Wicked ist ebenso bezaubernd wie anstrengend

Als langjähriger Musiktheater-Enthusiast, der „Wicked“ mehrere Male auf der Bühne gesehen hat, muss ich sagen, dass ich mit einer Mischung aus Aufregung und Beklommenheit an diesen Film herangegangen bin. Die ursprüngliche Broadway-Produktion hat einen besonderen Platz in meinem Herzen und ich war gespannt, wie Regisseur Jon M. Chu das Spektakel der Live-Aufführung auf die Leinwand bringen würde.
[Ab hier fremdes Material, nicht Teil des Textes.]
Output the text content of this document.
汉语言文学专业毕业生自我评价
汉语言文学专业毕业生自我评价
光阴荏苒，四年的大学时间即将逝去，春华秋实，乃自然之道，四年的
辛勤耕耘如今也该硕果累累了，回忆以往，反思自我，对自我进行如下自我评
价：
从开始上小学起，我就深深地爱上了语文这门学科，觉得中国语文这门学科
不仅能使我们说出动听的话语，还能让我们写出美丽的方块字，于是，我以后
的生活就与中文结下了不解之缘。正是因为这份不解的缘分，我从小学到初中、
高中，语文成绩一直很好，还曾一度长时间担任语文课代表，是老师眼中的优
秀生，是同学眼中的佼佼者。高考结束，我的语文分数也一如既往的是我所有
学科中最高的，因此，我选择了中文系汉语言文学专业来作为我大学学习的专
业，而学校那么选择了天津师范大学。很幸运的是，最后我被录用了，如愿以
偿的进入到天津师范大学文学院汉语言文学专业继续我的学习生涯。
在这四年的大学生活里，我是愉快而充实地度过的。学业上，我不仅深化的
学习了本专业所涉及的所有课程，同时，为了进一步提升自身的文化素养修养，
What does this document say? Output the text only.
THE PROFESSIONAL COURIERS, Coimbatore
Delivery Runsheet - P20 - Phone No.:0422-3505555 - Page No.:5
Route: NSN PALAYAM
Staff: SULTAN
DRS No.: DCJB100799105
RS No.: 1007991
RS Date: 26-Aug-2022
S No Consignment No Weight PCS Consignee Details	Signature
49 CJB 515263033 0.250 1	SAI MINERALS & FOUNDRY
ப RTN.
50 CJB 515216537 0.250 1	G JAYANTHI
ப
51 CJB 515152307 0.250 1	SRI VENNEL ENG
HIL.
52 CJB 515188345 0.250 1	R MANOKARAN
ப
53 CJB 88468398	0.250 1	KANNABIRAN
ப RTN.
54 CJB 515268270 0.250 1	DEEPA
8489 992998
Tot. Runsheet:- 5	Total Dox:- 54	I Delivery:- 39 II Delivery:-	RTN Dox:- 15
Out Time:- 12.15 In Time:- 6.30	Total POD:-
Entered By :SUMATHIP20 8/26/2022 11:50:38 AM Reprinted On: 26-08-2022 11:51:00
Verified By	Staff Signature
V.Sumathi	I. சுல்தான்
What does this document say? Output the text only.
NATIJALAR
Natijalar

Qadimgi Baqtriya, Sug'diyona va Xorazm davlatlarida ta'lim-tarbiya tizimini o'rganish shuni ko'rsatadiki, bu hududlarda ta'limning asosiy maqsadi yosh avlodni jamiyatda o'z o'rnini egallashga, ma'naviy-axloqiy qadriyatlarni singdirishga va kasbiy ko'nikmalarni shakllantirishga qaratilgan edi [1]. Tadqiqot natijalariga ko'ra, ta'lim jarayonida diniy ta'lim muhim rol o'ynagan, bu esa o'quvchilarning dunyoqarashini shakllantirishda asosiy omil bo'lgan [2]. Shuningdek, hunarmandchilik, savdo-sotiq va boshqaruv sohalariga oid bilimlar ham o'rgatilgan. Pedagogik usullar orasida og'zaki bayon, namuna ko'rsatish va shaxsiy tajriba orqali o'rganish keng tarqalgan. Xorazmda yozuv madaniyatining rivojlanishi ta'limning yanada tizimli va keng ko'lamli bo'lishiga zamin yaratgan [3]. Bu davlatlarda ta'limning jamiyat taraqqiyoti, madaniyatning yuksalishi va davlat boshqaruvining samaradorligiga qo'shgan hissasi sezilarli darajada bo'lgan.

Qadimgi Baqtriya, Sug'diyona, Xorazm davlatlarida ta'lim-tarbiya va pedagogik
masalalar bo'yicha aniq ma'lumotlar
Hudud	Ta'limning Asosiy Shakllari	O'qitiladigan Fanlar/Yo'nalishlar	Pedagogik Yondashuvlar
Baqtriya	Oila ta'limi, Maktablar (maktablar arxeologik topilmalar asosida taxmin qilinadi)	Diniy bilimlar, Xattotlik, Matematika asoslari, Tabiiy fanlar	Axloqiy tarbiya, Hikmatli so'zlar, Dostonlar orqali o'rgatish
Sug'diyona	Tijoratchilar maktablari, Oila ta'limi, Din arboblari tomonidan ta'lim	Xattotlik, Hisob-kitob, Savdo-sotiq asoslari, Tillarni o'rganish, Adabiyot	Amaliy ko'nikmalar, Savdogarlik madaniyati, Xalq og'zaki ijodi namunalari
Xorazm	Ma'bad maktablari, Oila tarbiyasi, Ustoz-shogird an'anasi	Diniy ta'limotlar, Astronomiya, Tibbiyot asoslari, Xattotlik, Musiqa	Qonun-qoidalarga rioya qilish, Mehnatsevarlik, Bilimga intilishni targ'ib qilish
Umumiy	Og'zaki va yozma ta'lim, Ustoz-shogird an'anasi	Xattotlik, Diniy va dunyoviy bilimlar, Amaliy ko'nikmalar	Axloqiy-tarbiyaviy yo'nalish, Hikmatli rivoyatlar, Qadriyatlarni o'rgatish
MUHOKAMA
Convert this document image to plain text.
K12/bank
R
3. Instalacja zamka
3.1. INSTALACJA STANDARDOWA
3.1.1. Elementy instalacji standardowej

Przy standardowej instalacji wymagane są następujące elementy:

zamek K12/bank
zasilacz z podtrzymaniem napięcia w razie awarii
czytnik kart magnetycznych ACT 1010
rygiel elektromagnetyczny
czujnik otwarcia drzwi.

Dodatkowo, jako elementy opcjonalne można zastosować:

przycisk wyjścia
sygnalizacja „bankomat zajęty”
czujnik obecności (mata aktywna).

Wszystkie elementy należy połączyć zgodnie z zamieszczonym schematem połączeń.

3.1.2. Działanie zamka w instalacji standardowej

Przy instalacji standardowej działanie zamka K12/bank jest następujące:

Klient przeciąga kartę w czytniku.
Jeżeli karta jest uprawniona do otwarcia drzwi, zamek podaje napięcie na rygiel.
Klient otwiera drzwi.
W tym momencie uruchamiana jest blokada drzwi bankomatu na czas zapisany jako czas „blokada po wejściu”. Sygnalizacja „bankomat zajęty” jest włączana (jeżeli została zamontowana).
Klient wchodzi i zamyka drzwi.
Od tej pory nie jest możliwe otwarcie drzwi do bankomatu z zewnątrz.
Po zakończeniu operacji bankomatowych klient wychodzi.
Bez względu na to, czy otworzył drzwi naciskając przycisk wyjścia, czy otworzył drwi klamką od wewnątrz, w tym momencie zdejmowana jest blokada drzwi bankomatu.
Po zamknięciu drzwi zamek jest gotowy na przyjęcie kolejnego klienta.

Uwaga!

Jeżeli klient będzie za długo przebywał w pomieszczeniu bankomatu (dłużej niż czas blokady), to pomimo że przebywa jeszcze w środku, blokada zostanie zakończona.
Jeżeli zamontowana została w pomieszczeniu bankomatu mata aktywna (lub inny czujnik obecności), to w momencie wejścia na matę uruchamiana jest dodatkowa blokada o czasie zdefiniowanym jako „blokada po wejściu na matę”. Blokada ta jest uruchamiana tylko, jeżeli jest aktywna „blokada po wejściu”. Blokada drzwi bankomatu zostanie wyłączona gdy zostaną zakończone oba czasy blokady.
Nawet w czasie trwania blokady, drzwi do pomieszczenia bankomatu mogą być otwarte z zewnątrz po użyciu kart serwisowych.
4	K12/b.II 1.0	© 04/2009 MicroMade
Jon M. Chu hat eines der bemerkenswertesten Musicals der letzten Zeit geschaffen und nimmt die Zuschauer mit auf eine skurrile Reise der Selbstfindung in ein Reich voller Staunen, dynamischer Tanzeinlagen und lebendiger, magischer Seifenblasen. Dieser Film trug den Titel Step Up 3D und erschien im Jahr 2010. Diese Dance-Off-Fortsetzung, die zunächst von Kritikern auf Skepsis gestoßen war, wirkt im Laufe der Jahre immer mehr wie ein Meisterwerk und stellt die frühen schöpferischen Fähigkeiten des Regisseurs unter Beweis einzigartige Welten durch Bewegung und Atmosphäre. Diese Fähigkeiten erwiesen sich auch für Chu während seiner Adaption von In the Heights im Jahr 2021 als nützlich, wo die düsteren Musiknummern, die Realität und Träumerei nahtlos miteinander vermischten, dieser Hommage an die Einwanderergemeinschaft von Washington Heights eine raue Note verliehen , ergreifender Charme.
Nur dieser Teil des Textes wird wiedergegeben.